Alcuni giorni dopo, l’Amministrazione Federale delle Dogane emette un separato procedimento per indagare sulla potenziale violazione di leggi svizzere, fra le quali l’evasione delle tasse di importazione; 111 ulteriori oggetti vengono così sequestrati dall’abitazione di Ali, di cui almeno uno di proprietà dei Beierwaltes: tale procedimento risulta in una multa, nel 2021, di due milioni di franchi svizzeri per evasione fiscale.

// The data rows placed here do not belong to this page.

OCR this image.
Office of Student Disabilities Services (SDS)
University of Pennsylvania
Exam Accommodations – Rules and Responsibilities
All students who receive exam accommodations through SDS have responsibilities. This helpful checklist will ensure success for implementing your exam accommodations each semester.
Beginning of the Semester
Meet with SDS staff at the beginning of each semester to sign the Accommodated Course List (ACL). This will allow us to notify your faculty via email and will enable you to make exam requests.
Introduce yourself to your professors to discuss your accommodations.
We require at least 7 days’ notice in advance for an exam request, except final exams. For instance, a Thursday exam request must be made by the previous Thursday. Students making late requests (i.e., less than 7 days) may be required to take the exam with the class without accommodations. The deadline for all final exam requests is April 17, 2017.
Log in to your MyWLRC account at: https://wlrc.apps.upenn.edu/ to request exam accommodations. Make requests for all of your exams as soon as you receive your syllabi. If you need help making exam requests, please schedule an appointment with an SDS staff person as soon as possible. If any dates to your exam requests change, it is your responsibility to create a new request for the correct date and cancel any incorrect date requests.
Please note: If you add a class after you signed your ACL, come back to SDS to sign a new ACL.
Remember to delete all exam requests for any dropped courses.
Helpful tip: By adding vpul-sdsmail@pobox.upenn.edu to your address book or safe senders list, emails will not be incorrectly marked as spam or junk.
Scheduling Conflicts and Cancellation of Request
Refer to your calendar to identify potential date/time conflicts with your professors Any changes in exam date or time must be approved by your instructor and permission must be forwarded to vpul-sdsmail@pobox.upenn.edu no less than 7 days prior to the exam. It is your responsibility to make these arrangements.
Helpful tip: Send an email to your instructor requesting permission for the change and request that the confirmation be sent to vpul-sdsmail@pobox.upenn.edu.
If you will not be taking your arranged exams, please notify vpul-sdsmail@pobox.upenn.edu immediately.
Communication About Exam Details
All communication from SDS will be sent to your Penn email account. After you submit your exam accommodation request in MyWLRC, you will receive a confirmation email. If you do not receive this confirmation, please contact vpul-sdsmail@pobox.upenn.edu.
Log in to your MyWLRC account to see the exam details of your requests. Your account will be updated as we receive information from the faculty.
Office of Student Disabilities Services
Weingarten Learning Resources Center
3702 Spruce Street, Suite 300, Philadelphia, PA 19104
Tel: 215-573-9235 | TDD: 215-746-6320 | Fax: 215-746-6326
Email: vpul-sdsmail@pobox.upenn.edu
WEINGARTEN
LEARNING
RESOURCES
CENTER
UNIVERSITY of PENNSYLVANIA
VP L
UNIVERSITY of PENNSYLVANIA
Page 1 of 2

Dopo anni di attenta indagine svolta dalle autorità svizzere e da consulenti archeologi sui pezzi sequestrati, vengono alla luce svariate anomalie nei certificati di origine, oltre a numerosi oggetti del tutto non dichiarati, portando in definitiva all’accusa di frode e falsificazione.
La sentenza, stando alla testata giornalistica Paris Match, accettata sotto confessione dall’imputato (fatto che gli impedisce la possibilità di appello), riporta:
Ali A., nel suo ruolo di amministratore della Phoenix Ancient Art SA, ha chiesto a esperti di arte, o ha chiesto a dipendenti della Phoenix Ancient Art SA di ottenere da esperti di arte: di produrre e/o firmare ricevute false; e/o di produrre o far produrre ad altri documenti indicanti luoghi di origine diversi dalla realtà, spesso indicati direttamente nelle ricevute; e/o di produrre indicazioni di origine false a favore di altri”, con il fine di: “fornire beni culturali […] con un pedigree finalizzato a eliminare sospetti di origine illecita e/o a facilitare il loro trasferimento doganale per essere venduti nel mercato di arte attraverso Phoenix Ancient Art SA, Tanis Antiquities LTB e Inanna Art Services SA, ovvero compagnie su cui Ali A. ha il controllo.
Fra i complici appare un belga, A.L., precedentemente consulente del pubblico ministero per quanto riguarda accuse di falsi certificati di provenance e collaboratore del conservatore del dipartimento di alte antichità del Museo d’Arte e di Storia di Ginevra: ancora una volta, si conferma la connivenza di alcuni esperti e accademici nel commercio illegale di antichità.
Ali viene anche accusato della violazione dell’articolo 16 della Legge federale svizzera sul trasferimento dei beni culturali, in quanto acquirente di beni privi di un’attestazione, da parte dei venditori, di legittima proprietà e per la mancata tenuta di un registro delle acquisizioni contenente provenance, nome e indirizzo del venditore, descrizione e prezzo di acquisto.
L’articolo 16, titolato “Obblighi di diligenza”, infatti impone che “nell’ambito del commercio d’arte e delle aste pubbliche i beni culturali possono essere trasferiti soltanto se chi intende trasferirli può presumere, sulla base delle circostanze, che essi:
a) non sono stati rubati, non sono andati persi contro la volontà del proprietario né sono stati rinvenuti con scavi illeciti;
b) non sono stati importati illecitamente.
Le persone operanti nel commercio d’arte e nelle aste pubbliche sono tenute a:
a) stabilire l’identità dei fornitori e dei venditori ed esigere dagli stessi una dichiarazione scritta concernente il loro diritto di disporre del bene culturale;
b) informare la clientela in merito alle norme d’importazione e d’esportazione vigenti negli Stati contraenti;
c) tenere un registro dei dati concernenti l’acquisto di beni culturali, menzionandovi in particolare l’origine dei beni culturali, se è nota, il nome e l’indirizzo del fornitore o venditore, la descrizione e il prezzo d’acquisto dei beni;
d) fornire al Servizio specializzato tutte le informazioni necessarie per l’adempimento degli obblighi di diligenza.
I registri e i documenti giustificativi sono conservati per 30 anni. L’articolo 962 capoverso 2 del Codice delle obbligazioni (RS 220) si applica per analogia”.
Sebbene non si tratti del primo coinvolgimento giudiziario di Phoenix Ancient Art o dei suoi proprietari, è la prima volta che uno di essi ammette chiaramente di aver violato i principi di diligenza e il diretto coinvolgimento in operazioni fraudolente: un passo avanti, questo, per la lotta contro il traffico internazionale di beni culturali.